Mr. Bernstein rose also. He was very pale, but the small eyes in the creases of his fat face looked honest. They even looked indignant.

“No offense, colonel,” he said, “no offense. If you’re a friend of the lady, I think you ought to know. Corwin’s been persecuting her before. I’ve heard he drove her out of London. He’s after her again, he means mischief. I know Aristide! If you’re—”

He stopped with his mouth open. The colonel had walked away and left him.

“Well, I’ll be darned!” said Mr. Bernstein, staring after the old man’s erect figure. “I’m darned! Now, Sammy Bernstein, that comes of trying to help a woman. Never again!”

He selected a cigar from the box that Colonel Denbigh had unwittingly left upon the table, and, having lit it with the colonel’s match, he went slowly and thoughtfully away. As he went, he sighed.

“Too bad, too bad!” he muttered. “Take him all around, the lean way he stands—with striped trousers an’ that property coat—he’d make just an ideal close-up! I wonder”—he rubbed his bald head thoughtfully—“I wonder if he’d have dropped if I’d offered him three thousand dollars to play Uncle Sam opposite to Rosy’s Liberty?”

XII

Mrs. Johnson Carter sat in the old rocker in the library, rocking nervously, her feet tapping the floor. Her usually placid face had of late become as troubled as an inland lake assailed by contrary winds. It was growing full of new puckers and furrows between the eyes.

She crossed and uncrossed her hands in her lap, and glanced absently from time to time toward the window. She happened to be alone in the house except for Miranda. An occasional sound from the region of the kitchen informed her that the colored maid of all work was at the helm; but not even the recklessness of Miranda’s slams and thumps moved Mrs. Carter from her chair. She was waiting for some one to come in—some one to whom she could unbosom herself.

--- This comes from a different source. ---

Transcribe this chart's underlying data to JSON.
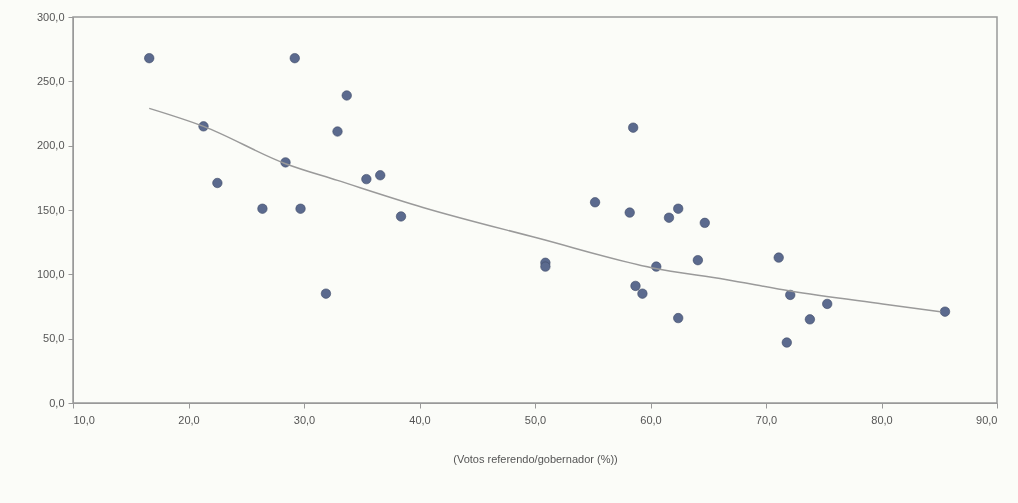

As the time passed and she heard the monotonous ticking of the clock on the mantel, she was seized with a kind of panic. She dreaded Mr. Carter’s arrival. If he came first, she might break down and tell him, and she was afraid to tell him. She wanted Daniel. Unconsciously, in her hour of need, she always turned to Daniel now. William had been her mainstay, but it was obvious that William could not be her mainstay any longer. The old saw about a son marrying a wife held good in his case.